司凤梧知道陆卿菀想说什么,直接吩咐离卿,“着人去查一下这几日张罗着要裁减军费的那几个大臣。
看看他们私底下都与什么人接触过,是不是落了什么把柄在别人手里。
尽量别张扬,拿到情报直接向本王或者王妃禀报,莫要让朝中大臣们察觉到。”
前朝才有人张罗着要裁减玄甲军的军费,坊间就出现了冒充玄甲军将士截杀失踪人口的匪徒。
要说这中间没什么猫腻,那是把司凤梧和陆卿菀两个人当大傻子呢!
临时安排了一下,司凤梧起身牵着陆卿菀的手就要出发。
离卿却急急追了出去,“王爷王妃,还有件事忘了说,最开始散步新朝奴化论的人就是通政使夫人。
那个女人有点诡异,而且今日也会出席闻阁老的寿宴,您二位务必要小心提防。”
二人应了一声,遂携手离去。
宫道上人多眼杂,二人不方便说什么,上了马车,陆卿菀才纳闷道:“我若没记错的话,新上任的通政使是闻阁老和池阁老联名推荐,你亲自拍板的吧?
堂堂博陵崔氏的嫡长子,听说性情刚直,谁的面子都不给。
他的夫人,怎会做出这等
坑害全族的事情?”
虽然只是传了个谣言,可谣言也要分危害轻重的。
新朝奴化论这等危及江山社稷的言论,就算律法上不能对她做出什么严重的判决,可只要司凤梧打个招呼,博陵崔氏,就能从世家行列中消失。

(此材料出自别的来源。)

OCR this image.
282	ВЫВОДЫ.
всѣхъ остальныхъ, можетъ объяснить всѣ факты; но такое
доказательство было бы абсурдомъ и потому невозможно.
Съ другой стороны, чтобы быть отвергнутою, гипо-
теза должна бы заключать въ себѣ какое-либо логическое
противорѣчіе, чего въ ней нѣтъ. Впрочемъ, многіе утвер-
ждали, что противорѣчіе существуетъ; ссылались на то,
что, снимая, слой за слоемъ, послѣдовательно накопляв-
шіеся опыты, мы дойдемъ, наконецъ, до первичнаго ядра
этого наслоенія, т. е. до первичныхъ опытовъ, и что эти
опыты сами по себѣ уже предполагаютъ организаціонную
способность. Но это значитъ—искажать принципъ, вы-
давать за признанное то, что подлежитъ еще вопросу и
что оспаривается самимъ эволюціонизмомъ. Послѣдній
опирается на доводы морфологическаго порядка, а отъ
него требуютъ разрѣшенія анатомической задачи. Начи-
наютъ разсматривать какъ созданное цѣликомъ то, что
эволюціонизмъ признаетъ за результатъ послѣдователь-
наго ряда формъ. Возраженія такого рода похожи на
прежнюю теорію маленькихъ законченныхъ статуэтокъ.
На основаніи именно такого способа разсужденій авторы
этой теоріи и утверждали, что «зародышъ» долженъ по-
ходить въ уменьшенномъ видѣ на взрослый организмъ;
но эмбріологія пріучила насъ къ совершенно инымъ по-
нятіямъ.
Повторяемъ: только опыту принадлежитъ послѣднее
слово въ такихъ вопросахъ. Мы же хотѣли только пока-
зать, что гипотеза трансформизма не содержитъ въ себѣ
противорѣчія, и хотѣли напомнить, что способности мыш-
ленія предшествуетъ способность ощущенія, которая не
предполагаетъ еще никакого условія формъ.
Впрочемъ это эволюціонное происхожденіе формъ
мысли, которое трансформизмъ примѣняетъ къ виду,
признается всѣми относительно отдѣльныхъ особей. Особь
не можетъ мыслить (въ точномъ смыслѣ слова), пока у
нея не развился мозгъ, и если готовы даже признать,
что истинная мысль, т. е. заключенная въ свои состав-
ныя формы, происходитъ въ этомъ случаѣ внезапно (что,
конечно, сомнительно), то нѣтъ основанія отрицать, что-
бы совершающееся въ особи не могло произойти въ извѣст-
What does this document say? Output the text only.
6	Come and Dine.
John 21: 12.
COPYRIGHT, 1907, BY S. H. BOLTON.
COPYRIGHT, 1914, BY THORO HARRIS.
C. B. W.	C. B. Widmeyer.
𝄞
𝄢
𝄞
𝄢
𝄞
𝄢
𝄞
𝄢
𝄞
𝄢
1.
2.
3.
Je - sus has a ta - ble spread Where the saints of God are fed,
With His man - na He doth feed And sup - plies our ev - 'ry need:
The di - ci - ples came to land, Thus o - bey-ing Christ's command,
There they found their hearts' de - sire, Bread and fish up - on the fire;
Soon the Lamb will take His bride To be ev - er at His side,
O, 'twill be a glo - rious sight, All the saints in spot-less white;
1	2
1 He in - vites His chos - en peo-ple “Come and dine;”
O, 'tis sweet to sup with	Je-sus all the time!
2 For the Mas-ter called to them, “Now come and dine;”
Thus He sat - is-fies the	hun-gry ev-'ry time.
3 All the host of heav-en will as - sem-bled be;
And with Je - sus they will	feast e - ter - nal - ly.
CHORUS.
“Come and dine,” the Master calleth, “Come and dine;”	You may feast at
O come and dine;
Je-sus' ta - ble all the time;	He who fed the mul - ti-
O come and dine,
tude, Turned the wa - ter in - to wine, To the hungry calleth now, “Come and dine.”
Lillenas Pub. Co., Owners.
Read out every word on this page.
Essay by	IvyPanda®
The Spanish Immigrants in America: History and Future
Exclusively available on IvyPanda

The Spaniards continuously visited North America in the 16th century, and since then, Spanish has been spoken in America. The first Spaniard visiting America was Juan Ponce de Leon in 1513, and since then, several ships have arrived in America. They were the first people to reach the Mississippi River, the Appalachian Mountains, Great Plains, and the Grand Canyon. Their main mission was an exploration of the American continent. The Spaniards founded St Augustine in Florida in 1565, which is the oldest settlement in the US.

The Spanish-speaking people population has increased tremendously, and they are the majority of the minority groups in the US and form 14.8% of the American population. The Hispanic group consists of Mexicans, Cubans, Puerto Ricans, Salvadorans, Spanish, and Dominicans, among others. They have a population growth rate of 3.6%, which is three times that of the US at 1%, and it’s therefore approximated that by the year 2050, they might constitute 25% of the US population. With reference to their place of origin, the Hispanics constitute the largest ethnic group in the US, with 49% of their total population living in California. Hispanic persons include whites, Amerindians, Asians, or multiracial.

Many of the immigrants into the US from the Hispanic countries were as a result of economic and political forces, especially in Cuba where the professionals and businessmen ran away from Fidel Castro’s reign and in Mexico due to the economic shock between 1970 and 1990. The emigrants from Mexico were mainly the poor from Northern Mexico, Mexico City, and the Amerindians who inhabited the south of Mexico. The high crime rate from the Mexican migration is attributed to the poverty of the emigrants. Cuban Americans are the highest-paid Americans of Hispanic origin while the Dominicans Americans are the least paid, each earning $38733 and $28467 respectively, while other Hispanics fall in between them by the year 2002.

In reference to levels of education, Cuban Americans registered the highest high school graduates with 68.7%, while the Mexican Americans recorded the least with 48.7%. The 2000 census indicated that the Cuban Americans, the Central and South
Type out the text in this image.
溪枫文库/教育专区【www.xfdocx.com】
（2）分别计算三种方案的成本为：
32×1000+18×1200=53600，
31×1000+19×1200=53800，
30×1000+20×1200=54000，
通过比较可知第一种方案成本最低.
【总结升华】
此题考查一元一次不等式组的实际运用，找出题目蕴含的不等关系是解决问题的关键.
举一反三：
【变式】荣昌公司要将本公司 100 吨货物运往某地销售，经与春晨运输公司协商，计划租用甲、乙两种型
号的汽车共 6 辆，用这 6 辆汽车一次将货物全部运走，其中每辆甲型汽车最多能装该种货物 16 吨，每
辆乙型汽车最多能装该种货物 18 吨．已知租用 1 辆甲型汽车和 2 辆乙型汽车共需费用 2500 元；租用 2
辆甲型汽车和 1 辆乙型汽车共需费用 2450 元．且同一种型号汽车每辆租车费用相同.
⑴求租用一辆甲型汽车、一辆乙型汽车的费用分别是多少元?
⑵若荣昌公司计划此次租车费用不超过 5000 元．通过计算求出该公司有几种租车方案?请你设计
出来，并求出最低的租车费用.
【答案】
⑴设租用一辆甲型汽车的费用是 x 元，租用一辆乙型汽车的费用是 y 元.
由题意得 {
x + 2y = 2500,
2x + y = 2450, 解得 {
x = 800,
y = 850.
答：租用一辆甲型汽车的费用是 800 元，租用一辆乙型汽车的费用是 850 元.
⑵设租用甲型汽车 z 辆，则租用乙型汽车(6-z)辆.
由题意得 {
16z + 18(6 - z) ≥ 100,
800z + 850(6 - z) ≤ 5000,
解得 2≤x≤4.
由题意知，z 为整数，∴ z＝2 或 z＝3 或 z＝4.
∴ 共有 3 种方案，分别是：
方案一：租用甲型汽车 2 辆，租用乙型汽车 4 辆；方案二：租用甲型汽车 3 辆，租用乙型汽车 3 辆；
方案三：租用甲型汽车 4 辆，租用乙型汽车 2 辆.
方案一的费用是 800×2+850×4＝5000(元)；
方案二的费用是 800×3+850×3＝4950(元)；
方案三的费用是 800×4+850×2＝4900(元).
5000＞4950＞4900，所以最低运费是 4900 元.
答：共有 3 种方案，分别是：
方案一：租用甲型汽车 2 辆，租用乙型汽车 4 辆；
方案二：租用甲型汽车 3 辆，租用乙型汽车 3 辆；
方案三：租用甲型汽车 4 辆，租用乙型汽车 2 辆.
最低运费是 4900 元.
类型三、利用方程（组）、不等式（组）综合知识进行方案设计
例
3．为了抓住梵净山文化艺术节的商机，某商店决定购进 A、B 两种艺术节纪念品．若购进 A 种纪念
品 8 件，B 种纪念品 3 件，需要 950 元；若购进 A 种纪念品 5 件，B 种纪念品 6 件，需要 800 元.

博陵崔氏当初也是堪比池家的一流世家,几十年前当代家主的祖父得罪了当时的大乾皇帝,直接被排挤出了一流世家的行列。
如今得了池阁老和闻阁老的联名举荐,博陵崔氏的当代家主好不容易在一群待选的官员中博得了一个三品通政使的位置。
以后也就不说了,起码最近这几年也应该兢兢业业攒政绩,好为博陵崔氏博一个锦绣前程的。
至于那些动摇国本的事情,莫说是参与了,唯恐避之不及才是。
如今崔万源的夫人竟然直接成了这祸国谣言的源头,这分明是拖着整个崔家往绝路上走呢!
是以,陆卿菀一听离卿的提醒,就本能的觉得这中间有问题。
司凤梧也是面色慎重,“崔万源是个聪明人,他应该不会做这等蠢事。
你可还记得,咱们初回新都时端月曾抓到几个人,对方交代的口供中就曾提到,无岸宮有意
利用朝中大臣扰乱新朝的稳定?”
这事儿当初唐骁是直接向陆卿菀禀报的,后续的后宫也直接交给了她,她自然是记得的。
“所以,你是想说,崔万源就是第一个被针对,并显露了痕迹的朝臣?”
“不错。”
司凤梧不分析通政使夫人传谣言的目的,却只分析其结果。
“只有前日做贼,没有前日防贼的。
咱们朝中这些官员们多数出身世家,真要挨个儿查下去,估计没一个是干净的。
这通政使夫人不知露了什么短,让人抓了把柄,先着人暗中查一下,若崔万源自己是干净的,给他搁机会。
内宅之事让他自己去处理。”
陆卿菀莞尔,“难得啊,王爷居然也肯给人第二次机会。
是这崔万源格外的有才,还是王爷心境变了?”
以往的司凤梧,无论对军中将士还是对朝中幕僚,奉行的原则就是“一次不忠,百次不用。”
很有些一刀切的意思。
可如今这说辞,明显温和了许多。
“水至清则无鱼。”
司凤梧也颇为无奈,“朝中大臣虽然众多,但每个职位都有着相应的作用。
本王也不过是权衡利弊而已
。
若留着崔万源比撸了他麻烦更多,本王也是会毫不流于的将他一撸到底的。”
陆卿菀笑盈盈冲他竖起个大拇指,“聪明人的选择,臣妾佩服!”
……
说话的功夫马车摇摇晃晃就到了相府,只是离阳却并未开口让二人下车。
陆卿菀性子急,掀开帘子探出个脑袋,就看到相府门前堵了一堆马车,少说也有十几辆。
陆卿菀不由发问,“前面什么情况,怎么不走了?”
话音才落,一身锦衣华服的南无殇便潇洒的跳下了马背,拱手道:“参见王爷、王妃。
禀王妃,是巫族慕戈土司的夫人极其随从要带刀进府,被护卫们拦住后起了冲突。”
陆卿菀闻言回头和司凤梧对视一眼,后者不动声色的给南无殇使了个眼色。
很快,南无殇又像是才看到二人似的,高喊了一声,“臣,南无殇参见王爷,王妃,王爷千岁千千岁!”